Gempa 7,4 M Guncang Jepang, WNI Mengungsi ke Masjid

Written by

in

7cloud.asia – Seorang WNI di Jepang, Dian Novitasari, melalui pesan singkat kepada Antara di Tokyo pada Senin mengatakan bahwa dia dan keluarganya memutuskan untuk mengungsi karena alarm peringatan terus menyala.

“(Peralatan) dapur tumpah semua, kaca rias pecah,” katanya.

Dian mengatakan dia dan keluarganya tidak berada di rumah saat gempa yang berpotensi tsunami itu melanda. Ketika tiba di tempat tinggal mereka di lantai 3, dia melihat barang-barang sudah berjatuhan ke lantai.

“Tadi saya pulang, mixer menyala berputar-putar, kaca-kaca terbuka sebagian, televisi semua jatuh ke lantai,” tambah dia.

Saat ini, dia bersama keluarga dan 12 orang lainnya mengungsi ke masjid tersebut yang lokasinya lebih tinggi daripada kawasan lainnya.

Baca: Lebih dari 1000 orang tewas akibat gempa di Afganistan

Ada juga WNI yang mengungsi di aula-aula publik milik pemerintah setempat, katanya.

Menurut Dian, karena tidak banyak barang di masjid tersebut, hanya buku-buku dan Al Quran yang jatuh ke lantai.

Guncangan dahsyat juga sempat dirasakan WNI di prefektur lain seperti Tottori.

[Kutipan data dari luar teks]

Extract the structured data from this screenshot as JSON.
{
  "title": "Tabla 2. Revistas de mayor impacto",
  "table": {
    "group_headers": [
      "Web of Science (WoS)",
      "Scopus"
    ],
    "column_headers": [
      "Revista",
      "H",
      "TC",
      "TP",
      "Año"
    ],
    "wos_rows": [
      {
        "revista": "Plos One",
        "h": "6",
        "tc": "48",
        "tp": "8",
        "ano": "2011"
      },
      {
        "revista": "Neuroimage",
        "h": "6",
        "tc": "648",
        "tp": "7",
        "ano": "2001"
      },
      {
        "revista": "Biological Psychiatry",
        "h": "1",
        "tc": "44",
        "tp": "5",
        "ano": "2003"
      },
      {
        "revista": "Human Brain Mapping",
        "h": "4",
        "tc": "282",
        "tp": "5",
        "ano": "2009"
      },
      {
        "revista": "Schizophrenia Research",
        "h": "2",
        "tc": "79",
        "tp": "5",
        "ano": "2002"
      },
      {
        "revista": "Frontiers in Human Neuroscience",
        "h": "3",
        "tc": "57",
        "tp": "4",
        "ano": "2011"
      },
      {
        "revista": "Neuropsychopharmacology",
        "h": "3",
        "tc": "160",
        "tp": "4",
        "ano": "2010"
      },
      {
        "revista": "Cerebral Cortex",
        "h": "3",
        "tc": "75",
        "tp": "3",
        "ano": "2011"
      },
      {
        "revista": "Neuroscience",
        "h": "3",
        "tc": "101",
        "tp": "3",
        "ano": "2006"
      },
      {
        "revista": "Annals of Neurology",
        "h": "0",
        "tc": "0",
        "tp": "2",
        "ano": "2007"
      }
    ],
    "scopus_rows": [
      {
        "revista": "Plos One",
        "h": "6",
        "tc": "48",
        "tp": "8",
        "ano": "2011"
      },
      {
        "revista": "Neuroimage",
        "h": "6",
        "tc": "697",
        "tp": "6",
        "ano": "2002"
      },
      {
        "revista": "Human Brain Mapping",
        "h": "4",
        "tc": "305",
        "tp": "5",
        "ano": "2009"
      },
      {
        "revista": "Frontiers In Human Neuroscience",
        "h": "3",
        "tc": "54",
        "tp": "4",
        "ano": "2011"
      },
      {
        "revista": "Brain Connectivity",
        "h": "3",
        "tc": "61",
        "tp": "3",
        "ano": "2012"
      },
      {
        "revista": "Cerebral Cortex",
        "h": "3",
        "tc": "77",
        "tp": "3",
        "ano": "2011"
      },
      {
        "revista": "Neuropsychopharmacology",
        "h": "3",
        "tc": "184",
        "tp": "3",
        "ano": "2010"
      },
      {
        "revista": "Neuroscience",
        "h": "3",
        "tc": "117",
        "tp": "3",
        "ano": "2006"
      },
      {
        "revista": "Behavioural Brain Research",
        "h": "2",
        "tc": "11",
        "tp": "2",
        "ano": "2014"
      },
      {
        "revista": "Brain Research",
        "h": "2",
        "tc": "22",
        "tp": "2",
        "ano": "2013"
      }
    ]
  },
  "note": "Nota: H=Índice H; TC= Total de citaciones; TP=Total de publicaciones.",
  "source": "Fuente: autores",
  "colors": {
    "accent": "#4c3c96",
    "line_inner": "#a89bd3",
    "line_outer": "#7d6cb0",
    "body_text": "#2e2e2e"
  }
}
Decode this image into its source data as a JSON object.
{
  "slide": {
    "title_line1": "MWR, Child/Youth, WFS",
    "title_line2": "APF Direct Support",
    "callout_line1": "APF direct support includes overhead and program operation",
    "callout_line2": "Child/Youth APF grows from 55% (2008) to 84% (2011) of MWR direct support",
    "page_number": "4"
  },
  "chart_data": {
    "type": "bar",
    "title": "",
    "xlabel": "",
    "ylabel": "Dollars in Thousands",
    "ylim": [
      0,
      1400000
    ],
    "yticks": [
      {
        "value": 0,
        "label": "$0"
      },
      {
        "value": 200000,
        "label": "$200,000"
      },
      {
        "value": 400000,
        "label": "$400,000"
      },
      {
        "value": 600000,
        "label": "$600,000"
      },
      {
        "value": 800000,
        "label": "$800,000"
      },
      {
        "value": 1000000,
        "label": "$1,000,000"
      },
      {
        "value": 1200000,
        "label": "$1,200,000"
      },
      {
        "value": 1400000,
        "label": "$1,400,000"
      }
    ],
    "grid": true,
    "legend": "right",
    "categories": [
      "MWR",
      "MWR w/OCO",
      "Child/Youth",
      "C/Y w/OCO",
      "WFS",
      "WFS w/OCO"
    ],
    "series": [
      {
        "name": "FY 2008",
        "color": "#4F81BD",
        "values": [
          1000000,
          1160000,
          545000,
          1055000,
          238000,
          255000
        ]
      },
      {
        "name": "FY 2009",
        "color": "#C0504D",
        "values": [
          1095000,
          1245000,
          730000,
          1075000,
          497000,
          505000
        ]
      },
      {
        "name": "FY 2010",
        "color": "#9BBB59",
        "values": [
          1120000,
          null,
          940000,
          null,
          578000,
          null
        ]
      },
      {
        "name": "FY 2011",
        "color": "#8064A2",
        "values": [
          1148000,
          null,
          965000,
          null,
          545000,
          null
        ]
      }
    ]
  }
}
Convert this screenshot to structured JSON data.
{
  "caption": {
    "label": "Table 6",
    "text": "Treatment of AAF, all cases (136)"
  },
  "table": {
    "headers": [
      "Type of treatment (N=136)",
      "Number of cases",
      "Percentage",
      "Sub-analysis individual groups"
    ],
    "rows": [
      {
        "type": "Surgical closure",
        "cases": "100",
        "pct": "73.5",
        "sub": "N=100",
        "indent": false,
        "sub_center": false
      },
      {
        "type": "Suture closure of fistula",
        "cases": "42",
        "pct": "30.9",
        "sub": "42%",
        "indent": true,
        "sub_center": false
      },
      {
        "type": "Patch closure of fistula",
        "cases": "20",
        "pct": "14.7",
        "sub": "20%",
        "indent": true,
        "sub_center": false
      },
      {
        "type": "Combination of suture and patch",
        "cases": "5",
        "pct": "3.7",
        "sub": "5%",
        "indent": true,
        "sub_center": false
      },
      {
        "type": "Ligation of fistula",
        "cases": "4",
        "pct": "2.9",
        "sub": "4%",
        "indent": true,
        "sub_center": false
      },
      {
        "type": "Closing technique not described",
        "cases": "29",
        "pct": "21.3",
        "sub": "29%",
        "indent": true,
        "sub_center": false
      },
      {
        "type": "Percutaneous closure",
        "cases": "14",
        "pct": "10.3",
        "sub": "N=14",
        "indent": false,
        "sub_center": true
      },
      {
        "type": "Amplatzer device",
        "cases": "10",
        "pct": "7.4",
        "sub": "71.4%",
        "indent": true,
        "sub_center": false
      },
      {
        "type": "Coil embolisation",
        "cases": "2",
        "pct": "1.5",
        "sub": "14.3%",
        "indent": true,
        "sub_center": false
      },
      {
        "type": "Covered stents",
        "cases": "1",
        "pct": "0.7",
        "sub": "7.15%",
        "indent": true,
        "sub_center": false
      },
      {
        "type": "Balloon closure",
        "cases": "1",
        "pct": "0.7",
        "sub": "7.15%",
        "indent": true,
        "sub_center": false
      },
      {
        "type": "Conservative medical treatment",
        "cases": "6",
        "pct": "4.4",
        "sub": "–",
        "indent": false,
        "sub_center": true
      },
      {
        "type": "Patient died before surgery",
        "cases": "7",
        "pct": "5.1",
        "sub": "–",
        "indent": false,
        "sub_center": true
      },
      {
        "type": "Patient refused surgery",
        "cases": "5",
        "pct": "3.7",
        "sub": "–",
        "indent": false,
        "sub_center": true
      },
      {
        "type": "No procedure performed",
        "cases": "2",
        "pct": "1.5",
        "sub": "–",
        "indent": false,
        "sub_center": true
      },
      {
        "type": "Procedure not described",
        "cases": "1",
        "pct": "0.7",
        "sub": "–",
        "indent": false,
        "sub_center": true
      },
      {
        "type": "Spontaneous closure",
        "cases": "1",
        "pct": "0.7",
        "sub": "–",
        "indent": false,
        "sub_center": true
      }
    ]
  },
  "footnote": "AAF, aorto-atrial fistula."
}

Sejumlah WNI di Prefektur Toyama juga tengah mengungsi ke tempat yang lebih tinggi.

Pemerintah setempat mengimbau agar pengungsi tetap di area pengungsian dan tidak boleh pergi ke tempat yang lebih rendah. Kapal-kapal terpantau sudah meninggalkan pelabuhan.

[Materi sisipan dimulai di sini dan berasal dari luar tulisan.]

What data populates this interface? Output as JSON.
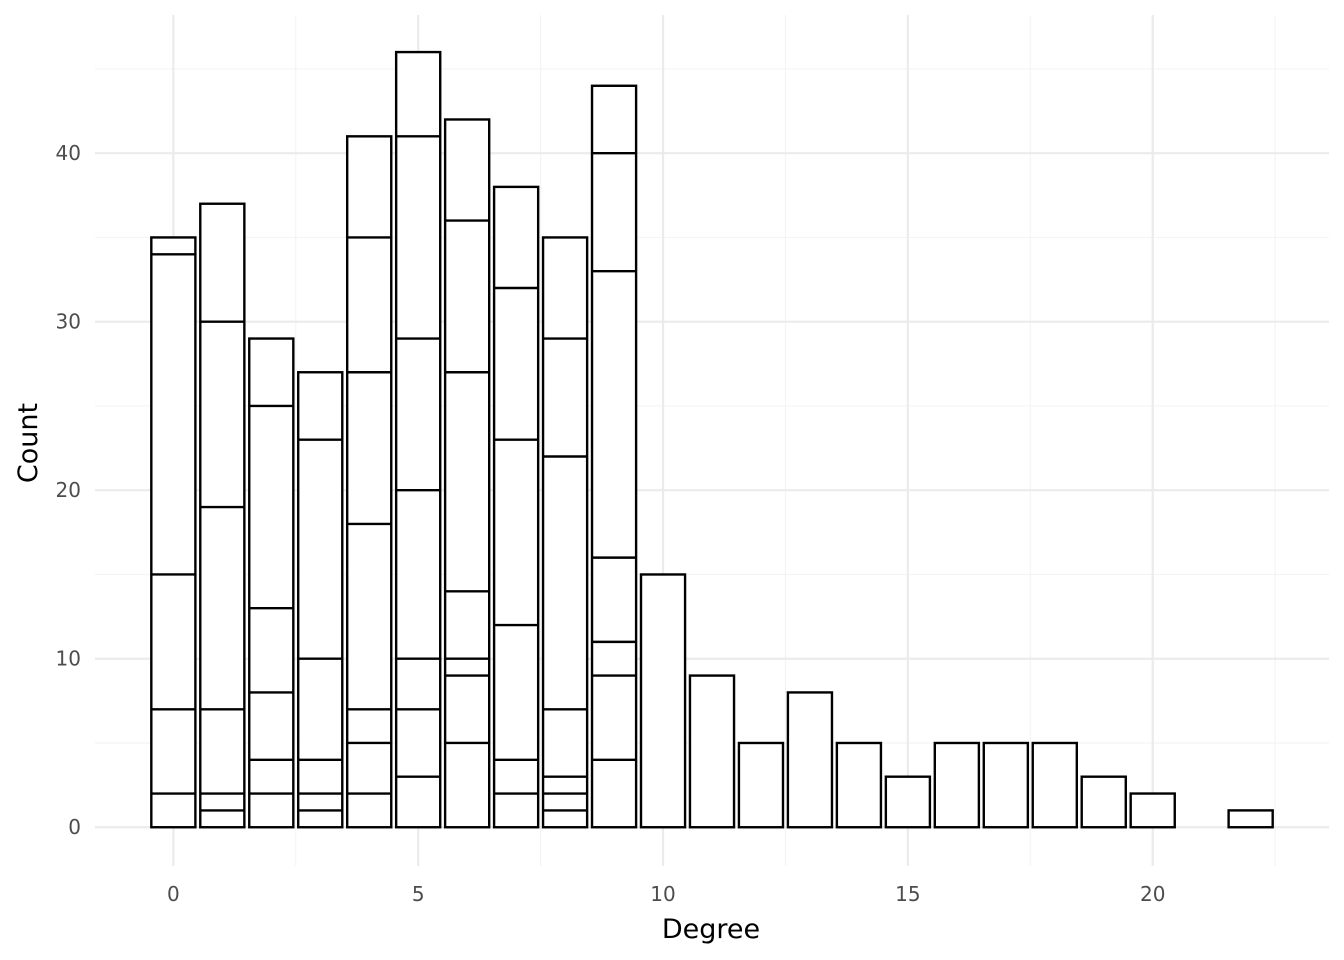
{
  "chart_data": {
    "type": "bar",
    "stacked": true,
    "xlabel": "Degree",
    "ylabel": "Count",
    "xlim": [
      -1.6,
      23.6
    ],
    "ylim": [
      -2.3,
      48.2
    ],
    "x_ticks": [
      0,
      5,
      10,
      15,
      20
    ],
    "y_ticks": [
      0,
      10,
      20,
      30,
      40
    ],
    "grid": true,
    "legend": "none",
    "colors": {
      "bar_fill": "#ffffff",
      "bar_outline": "#000000",
      "grid_major": "#ebebeb",
      "grid_minor": "#f4f4f4",
      "tick_text": "#4d4d4d",
      "title_text": "#000000"
    },
    "bars": [
      {
        "x": 0,
        "total": 35,
        "boundaries": [
          2,
          7,
          15,
          34
        ]
      },
      {
        "x": 1,
        "total": 37,
        "boundaries": [
          1,
          2,
          7,
          19,
          30
        ]
      },
      {
        "x": 2,
        "total": 29,
        "boundaries": [
          2,
          4,
          8,
          13,
          25
        ]
      },
      {
        "x": 3,
        "total": 27,
        "boundaries": [
          1,
          2,
          4,
          10,
          23
        ]
      },
      {
        "x": 4,
        "total": 41,
        "boundaries": [
          2,
          5,
          7,
          18,
          27,
          35
        ]
      },
      {
        "x": 5,
        "total": 46,
        "boundaries": [
          3,
          7,
          10,
          20,
          29,
          41
        ]
      },
      {
        "x": 6,
        "total": 42,
        "boundaries": [
          5,
          9,
          10,
          14,
          27,
          36
        ]
      },
      {
        "x": 7,
        "total": 38,
        "boundaries": [
          2,
          4,
          12,
          23,
          32
        ]
      },
      {
        "x": 8,
        "total": 35,
        "boundaries": [
          1,
          2,
          3,
          7,
          22,
          29
        ]
      },
      {
        "x": 9,
        "total": 44,
        "boundaries": [
          4,
          9,
          11,
          16,
          33,
          40
        ]
      },
      {
        "x": 10,
        "total": 15,
        "boundaries": []
      },
      {
        "x": 11,
        "total": 9,
        "boundaries": []
      },
      {
        "x": 12,
        "total": 5,
        "boundaries": []
      },
      {
        "x": 13,
        "total": 8,
        "boundaries": []
      },
      {
        "x": 14,
        "total": 5,
        "boundaries": []
      },
      {
        "x": 15,
        "total": 3,
        "boundaries": []
      },
      {
        "x": 16,
        "total": 5,
        "boundaries": []
      },
      {
        "x": 17,
        "total": 5,
        "boundaries": []
      },
      {
        "x": 18,
        "total": 5,
        "boundaries": []
      },
      {
        "x": 19,
        "total": 3,
        "boundaries": []
      },
      {
        "x": 20,
        "total": 2,
        "boundaries": []
      },
      {
        "x": 22,
        "total": 1,
        "boundaries": []
      }
    ]
  }
}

Saat ini masih terjadi gempa susulan dan berpotensi tsunami. Badan Meteorologi Jepang memperingatkan bahwa tinggi tsunami bisa mencapai lima meter.

Baca: Gempa 7,2 SR guncang Maroko

Gelombang tsunami akibat gempa tersebut kemungkinan bisa menjangkau 300 kilometer dari pusat gempa.

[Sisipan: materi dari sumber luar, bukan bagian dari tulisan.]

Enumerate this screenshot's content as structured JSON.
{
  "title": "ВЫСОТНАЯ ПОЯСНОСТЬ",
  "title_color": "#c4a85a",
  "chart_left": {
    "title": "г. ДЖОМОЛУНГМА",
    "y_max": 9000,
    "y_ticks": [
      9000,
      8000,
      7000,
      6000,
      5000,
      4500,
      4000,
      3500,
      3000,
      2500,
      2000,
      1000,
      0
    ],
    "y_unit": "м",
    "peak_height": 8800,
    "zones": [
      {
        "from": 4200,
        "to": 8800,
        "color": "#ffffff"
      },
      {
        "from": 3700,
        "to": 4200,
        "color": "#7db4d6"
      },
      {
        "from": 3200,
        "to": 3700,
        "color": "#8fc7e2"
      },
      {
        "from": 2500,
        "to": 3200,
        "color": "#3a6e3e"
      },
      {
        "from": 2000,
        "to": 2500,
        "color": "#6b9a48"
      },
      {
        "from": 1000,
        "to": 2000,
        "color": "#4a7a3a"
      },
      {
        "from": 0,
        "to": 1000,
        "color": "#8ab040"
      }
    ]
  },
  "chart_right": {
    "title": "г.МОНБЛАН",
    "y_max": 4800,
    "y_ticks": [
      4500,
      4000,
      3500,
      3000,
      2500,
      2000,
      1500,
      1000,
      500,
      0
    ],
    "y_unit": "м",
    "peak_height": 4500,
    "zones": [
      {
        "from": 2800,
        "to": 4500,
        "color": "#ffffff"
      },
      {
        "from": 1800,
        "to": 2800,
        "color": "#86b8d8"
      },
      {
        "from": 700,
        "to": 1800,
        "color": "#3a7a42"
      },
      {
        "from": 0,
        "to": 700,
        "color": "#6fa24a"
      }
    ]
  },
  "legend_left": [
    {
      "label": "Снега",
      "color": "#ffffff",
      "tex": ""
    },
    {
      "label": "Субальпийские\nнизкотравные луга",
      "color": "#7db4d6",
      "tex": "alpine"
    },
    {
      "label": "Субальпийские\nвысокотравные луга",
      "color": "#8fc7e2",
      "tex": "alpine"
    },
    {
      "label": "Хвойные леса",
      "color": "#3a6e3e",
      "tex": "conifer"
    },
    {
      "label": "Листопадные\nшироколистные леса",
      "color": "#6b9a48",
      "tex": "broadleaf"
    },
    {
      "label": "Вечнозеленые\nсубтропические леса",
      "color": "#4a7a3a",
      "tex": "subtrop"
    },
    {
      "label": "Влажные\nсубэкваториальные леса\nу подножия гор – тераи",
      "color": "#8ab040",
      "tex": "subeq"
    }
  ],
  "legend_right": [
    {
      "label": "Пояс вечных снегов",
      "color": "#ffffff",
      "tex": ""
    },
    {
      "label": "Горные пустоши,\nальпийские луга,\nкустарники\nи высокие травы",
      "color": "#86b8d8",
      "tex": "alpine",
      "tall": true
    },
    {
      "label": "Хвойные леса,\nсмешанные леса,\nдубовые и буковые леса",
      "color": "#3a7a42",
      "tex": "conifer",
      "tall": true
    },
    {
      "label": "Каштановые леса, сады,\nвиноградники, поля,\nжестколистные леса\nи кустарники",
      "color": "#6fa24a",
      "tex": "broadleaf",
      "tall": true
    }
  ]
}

Sementara itu, pemerintah Indonesia melalui KBRI Tokyo dan KJRI Osaka telah mengeluarkan imbauan agar WNI di Jepang tetap waspada atas gempa susulan dan tsunami.

“Kami mengimbau WNI agar selalu memantau informasi dan arahan otoritas setempat,” kata Direktur Perlindungan WNI dan BHI Kementerian Luar Negeri RI Judha Nugraha melalui pesan singkat, Senin.

“Peringatan tsunami di sepanjang pesisir barat Jepang masih belum dicabut hingga malam hari ini waktu Jepang,” katanya, menekankan.

Kemlu, ujarnya, saat ini sedang berkoordinasi dengan KBRI Tokyo dan KJRI Osaka untuk mengetahui dampak gempa dan tsunami.

Baca: Gempa guncang Sumedang

KBRI dan KJRI juga tengah berkoordinasi dengan otoritas setempat dan simpul masyarakat Indonesia.

“Sistem lapor diri KBRI Tokyo mencatat terdapat 1.315 WNI yang menetap di Prefektur Ishikawa,” kata Judha.

Bagi WNI yang menghadapi situasi darurat, KBRI Tokyo dan KJRI Osaka telah mengaktifkan nomor hotline yaitu KBRI Tokyo +818035068612 dan KJRI Osaka +818031131003.

Gempa bumi yang terjadi pada pukul 16.10 waktu Jepang atau 14.10 WIB itu juga dirasakan di wilayah Prefektur Niigata, Toyama, dan Fukui, Nagano, Gifu, Tokyo, Yamagata, Fukushima.

Selain itu, gempa juga dirasakan di wilayah Ibaraki, Tochigi, Gunma, Saitama, Shizuoka, Aichi, Mie, Shiga, Kyoto, Osaka, Hyogo, Nara, Tottori, Iwate, Miyagi, dan Akita.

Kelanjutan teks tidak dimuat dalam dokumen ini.